Of more concern, according to the latest NEET quarterly statistics brief is the rate of 16 – 18 year olds Not in Education and Training (NET) which has increased between April and June 2016 and 2017 by 1.8 per cent points to 18.4 per cent. (‘Education and Training’ includes apprenticeships). What this means is that, despite RPA, almost one in five of our young people aged 16 to 18 are not in any form of education and training, so they are not currently developing their skills and knowledge.
It is interesting to break this down by age. Between April to June 2016 and 2017, the proportion of 16 year olds NET remained stable at 5.4 per cent; decreased for 17 year olds by 0.4 per cent points to 14 per cent and increased for 18 year olds by 5.2 per cent points to 35 per cent. The change in the proportion NET for 18 year olds was statistically significant. It may be that the buoyant employment market provides them with an attractive alternative to education and training at present.
In the interests of social mobility, and the long-term effect on our economy and productivity, we should find out more about these young people. For example, what types of schools did they attend? What careers education and guidance and exposure to the world of work have they experienced? How many GCSEs have they achieved? Would the NET figure be lower if more apprenticeships were available for 16-19 year olds and they were being recruited for apprenticeships? To what extent, if at all, are young people aware of apprenticeships?
How can we increase 16-18 year olds engagement in education and training?
The Productivity Plan (2015), Skills Plan (2016) and the Industrial Strategy (2017) set out the components of a new system for post-16 education. This includes creating more apprenticeships, reforming technical education based on 15 routes, increasing work placements and young people’s exposure to the workplace, while providing financial support for training.

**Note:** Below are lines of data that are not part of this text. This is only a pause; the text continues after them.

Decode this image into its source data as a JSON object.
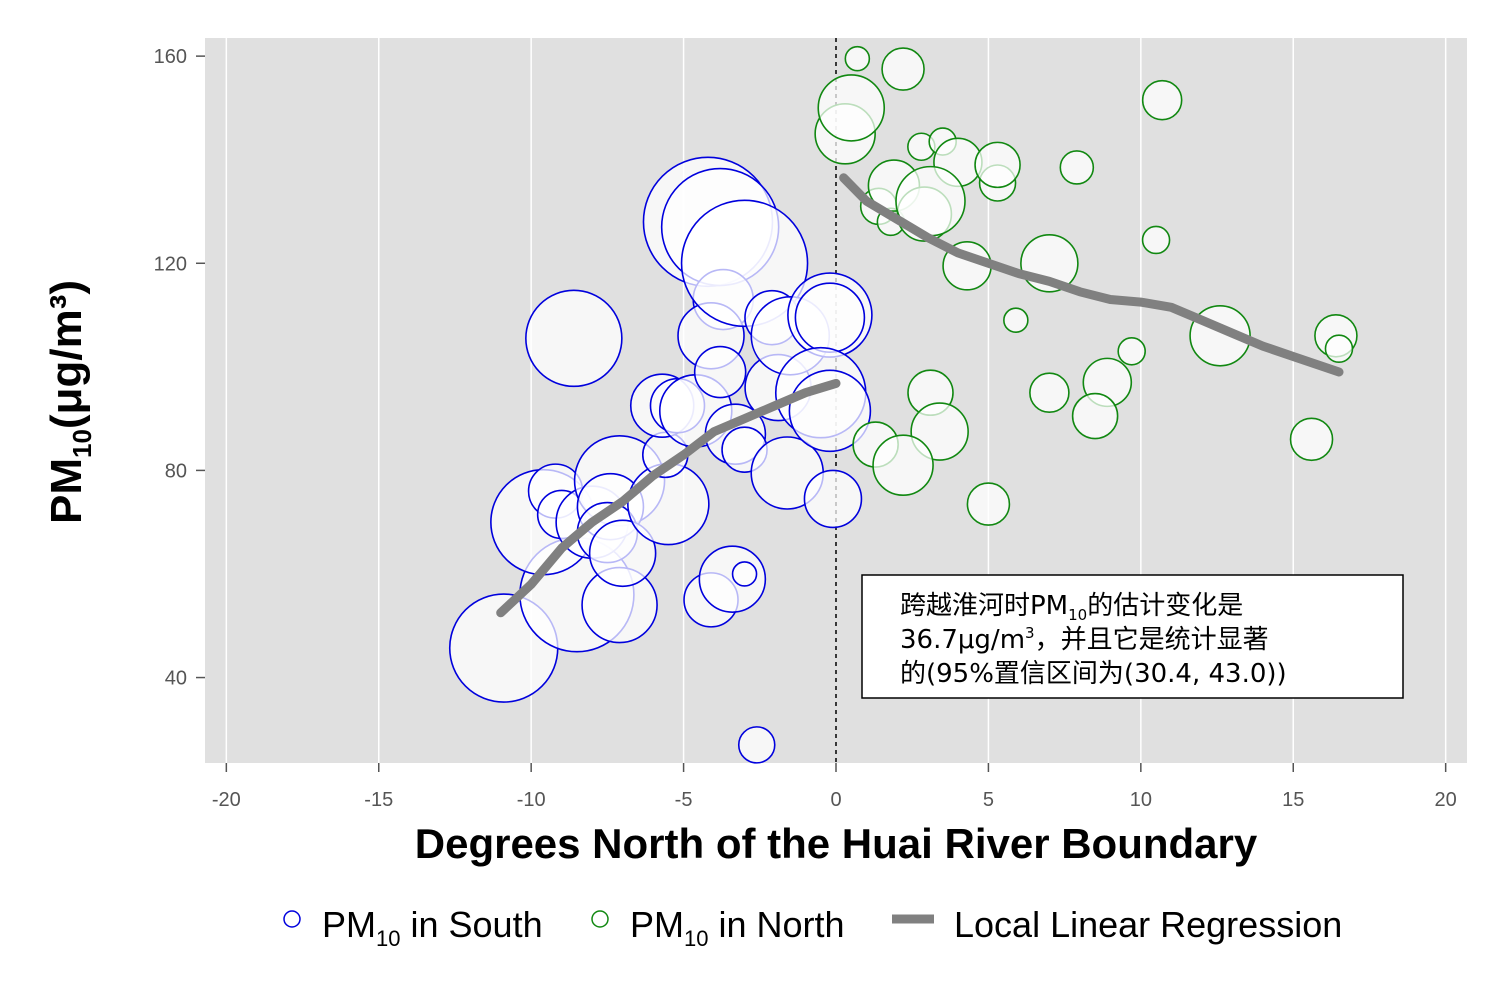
{
  "chart_data": {
    "type": "scatter",
    "xlabel": "Degrees North of the Huai River Boundary",
    "ylabel": {
      "main": "PM",
      "sub": "10",
      "unit": "(μg/m³)"
    },
    "xlim": [
      -20.7,
      20.7
    ],
    "ylim": [
      23.5,
      163.5
    ],
    "xticks": [
      -20,
      -15,
      -10,
      -5,
      0,
      5,
      10,
      15,
      20
    ],
    "yticks": [
      40,
      80,
      120,
      160
    ],
    "grid": "vertical",
    "cutoff_x": 0,
    "colors": {
      "panel": "#e0e0e0",
      "grid": "#ffffff",
      "south": "#0000dd",
      "north": "#118811",
      "regression": "#808080"
    },
    "legend": {
      "position": "bottom",
      "items": [
        {
          "main": "PM",
          "sub": "10",
          "rest": " in South",
          "marker": "circle",
          "color": "#0000dd"
        },
        {
          "main": "PM",
          "sub": "10",
          "rest": " in North",
          "marker": "circle",
          "color": "#118811"
        },
        {
          "main": "Local Linear Regression",
          "sub": "",
          "rest": "",
          "marker": "line",
          "color": "#808080"
        }
      ]
    },
    "annotation": {
      "lines": [
        [
          {
            "t": "跨越淮河时PM"
          },
          {
            "t": "10",
            "sub": true
          },
          {
            "t": "的估计变化是"
          }
        ],
        [
          {
            "t": "36.7μg/m"
          },
          {
            "t": "3",
            "sup": true
          },
          {
            "t": "，并且它是统计显著"
          }
        ],
        [
          {
            "t": "的(95%置信区间为(30.4, 43.0))"
          }
        ]
      ]
    },
    "series": [
      {
        "name": "PM10 in South",
        "points": [
          {
            "x": -10.9,
            "y": 45.7,
            "s": 3.6
          },
          {
            "x": -8.6,
            "y": 105.5,
            "s": 3.2
          },
          {
            "x": -8.5,
            "y": 56.0,
            "s": 3.8
          },
          {
            "x": -9.6,
            "y": 70.0,
            "s": 3.5
          },
          {
            "x": -9.2,
            "y": 76.0,
            "s": 1.8
          },
          {
            "x": -9.0,
            "y": 71.5,
            "s": 1.6
          },
          {
            "x": -8.0,
            "y": 70.0,
            "s": 2.4
          },
          {
            "x": -7.1,
            "y": 78.0,
            "s": 3.0
          },
          {
            "x": -7.4,
            "y": 73.0,
            "s": 2.2
          },
          {
            "x": -7.5,
            "y": 68.0,
            "s": 2.0
          },
          {
            "x": -7.1,
            "y": 54.0,
            "s": 2.5
          },
          {
            "x": -7.0,
            "y": 64.0,
            "s": 2.2
          },
          {
            "x": -5.5,
            "y": 73.5,
            "s": 2.7
          },
          {
            "x": -5.6,
            "y": 83.0,
            "s": 1.5
          },
          {
            "x": -5.7,
            "y": 92.5,
            "s": 2.1
          },
          {
            "x": -5.2,
            "y": 92.5,
            "s": 1.8
          },
          {
            "x": -4.6,
            "y": 91.5,
            "s": 2.4
          },
          {
            "x": -4.2,
            "y": 128.0,
            "s": 4.3
          },
          {
            "x": -3.8,
            "y": 127.0,
            "s": 3.9
          },
          {
            "x": -3.7,
            "y": 113.0,
            "s": 2.0
          },
          {
            "x": -4.1,
            "y": 106.0,
            "s": 2.2
          },
          {
            "x": -4.1,
            "y": 55.0,
            "s": 1.8
          },
          {
            "x": -3.8,
            "y": 99.0,
            "s": 1.7
          },
          {
            "x": -3.4,
            "y": 59.0,
            "s": 2.2
          },
          {
            "x": -3.0,
            "y": 60.0,
            "s": 0.8
          },
          {
            "x": -3.3,
            "y": 87.0,
            "s": 2.0
          },
          {
            "x": -3.0,
            "y": 84.0,
            "s": 1.5
          },
          {
            "x": -3.0,
            "y": 120.0,
            "s": 4.2
          },
          {
            "x": -2.1,
            "y": 109.5,
            "s": 1.8
          },
          {
            "x": -1.9,
            "y": 96.0,
            "s": 2.2
          },
          {
            "x": -1.5,
            "y": 106.0,
            "s": 2.6
          },
          {
            "x": -1.6,
            "y": 79.5,
            "s": 2.4
          },
          {
            "x": -0.2,
            "y": 110.0,
            "s": 2.8
          },
          {
            "x": -0.2,
            "y": 109.5,
            "s": 2.3
          },
          {
            "x": -0.5,
            "y": 95.0,
            "s": 3.0
          },
          {
            "x": -0.2,
            "y": 91.5,
            "s": 2.7
          },
          {
            "x": -0.1,
            "y": 74.5,
            "s": 1.9
          },
          {
            "x": -2.6,
            "y": 27.0,
            "s": 1.2
          }
        ]
      },
      {
        "name": "PM10 in North",
        "points": [
          {
            "x": 0.7,
            "y": 159.5,
            "s": 0.8
          },
          {
            "x": 2.2,
            "y": 157.5,
            "s": 1.4
          },
          {
            "x": 0.3,
            "y": 145.0,
            "s": 2.0
          },
          {
            "x": 0.5,
            "y": 150.0,
            "s": 2.2
          },
          {
            "x": 2.8,
            "y": 142.5,
            "s": 0.9
          },
          {
            "x": 3.5,
            "y": 143.5,
            "s": 0.9
          },
          {
            "x": 4.0,
            "y": 139.5,
            "s": 1.6
          },
          {
            "x": 5.3,
            "y": 135.5,
            "s": 1.2
          },
          {
            "x": 5.3,
            "y": 139.0,
            "s": 1.5
          },
          {
            "x": 7.9,
            "y": 138.5,
            "s": 1.1
          },
          {
            "x": 10.7,
            "y": 151.5,
            "s": 1.3
          },
          {
            "x": 1.4,
            "y": 131.0,
            "s": 1.2
          },
          {
            "x": 1.8,
            "y": 128.0,
            "s": 0.9
          },
          {
            "x": 1.9,
            "y": 135.0,
            "s": 1.7
          },
          {
            "x": 2.9,
            "y": 129.5,
            "s": 1.8
          },
          {
            "x": 3.1,
            "y": 132.0,
            "s": 2.3
          },
          {
            "x": 4.3,
            "y": 119.5,
            "s": 1.6
          },
          {
            "x": 7.0,
            "y": 120.0,
            "s": 1.9
          },
          {
            "x": 10.5,
            "y": 124.5,
            "s": 0.9
          },
          {
            "x": 5.9,
            "y": 109.0,
            "s": 0.8
          },
          {
            "x": 12.6,
            "y": 106.0,
            "s": 2.0
          },
          {
            "x": 16.4,
            "y": 106.0,
            "s": 1.4
          },
          {
            "x": 16.5,
            "y": 103.5,
            "s": 0.9
          },
          {
            "x": 9.7,
            "y": 103.0,
            "s": 0.9
          },
          {
            "x": 3.1,
            "y": 95.0,
            "s": 1.5
          },
          {
            "x": 7.0,
            "y": 95.0,
            "s": 1.3
          },
          {
            "x": 8.9,
            "y": 97.0,
            "s": 1.6
          },
          {
            "x": 8.5,
            "y": 90.5,
            "s": 1.5
          },
          {
            "x": 3.4,
            "y": 87.5,
            "s": 1.9
          },
          {
            "x": 1.3,
            "y": 85.0,
            "s": 1.5
          },
          {
            "x": 2.2,
            "y": 81.0,
            "s": 2.0
          },
          {
            "x": 15.6,
            "y": 86.0,
            "s": 1.4
          },
          {
            "x": 5.0,
            "y": 73.5,
            "s": 1.4
          }
        ]
      },
      {
        "name": "Local Linear Regression",
        "lines": [
          [
            [
              -11.0,
              52.5
            ],
            [
              -10.0,
              58.0
            ],
            [
              -9.0,
              65.0
            ],
            [
              -8.0,
              70.0
            ],
            [
              -7.0,
              74.0
            ],
            [
              -6.0,
              79.0
            ],
            [
              -5.0,
              83.0
            ],
            [
              -4.0,
              87.5
            ],
            [
              -3.0,
              90.0
            ],
            [
              -2.0,
              92.5
            ],
            [
              -1.0,
              95.0
            ],
            [
              0.0,
              96.8
            ]
          ],
          [
            [
              0.25,
              136.5
            ],
            [
              1.0,
              132.0
            ],
            [
              2.0,
              128.5
            ],
            [
              3.0,
              125.0
            ],
            [
              4.0,
              122.0
            ],
            [
              5.0,
              120.0
            ],
            [
              6.0,
              118.0
            ],
            [
              7.0,
              116.5
            ],
            [
              8.0,
              114.5
            ],
            [
              9.0,
              113.0
            ],
            [
              10.0,
              112.5
            ],
            [
              11.0,
              111.5
            ],
            [
              12.0,
              109.0
            ],
            [
              13.0,
              106.5
            ],
            [
              14.0,
              104.0
            ],
            [
              15.0,
              102.0
            ],
            [
              16.5,
              99.0
            ]
          ]
        ]
      }
    ]
  }
}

Understanding and navigating the available options will be a challenge when the new T Levels are a reality from 2020. However, we must hope that this new system, the proposed transition year, the long-awaited revised careers strategy and the outcomes of activity and support interventions (such as those underway in the Opportunity Areas) will help to further reduce the number of NEETs. In particular, the new system should aim to ensure a corresponding fall in the NET rate and deliver a steady increase in young people’s engagement in education and training.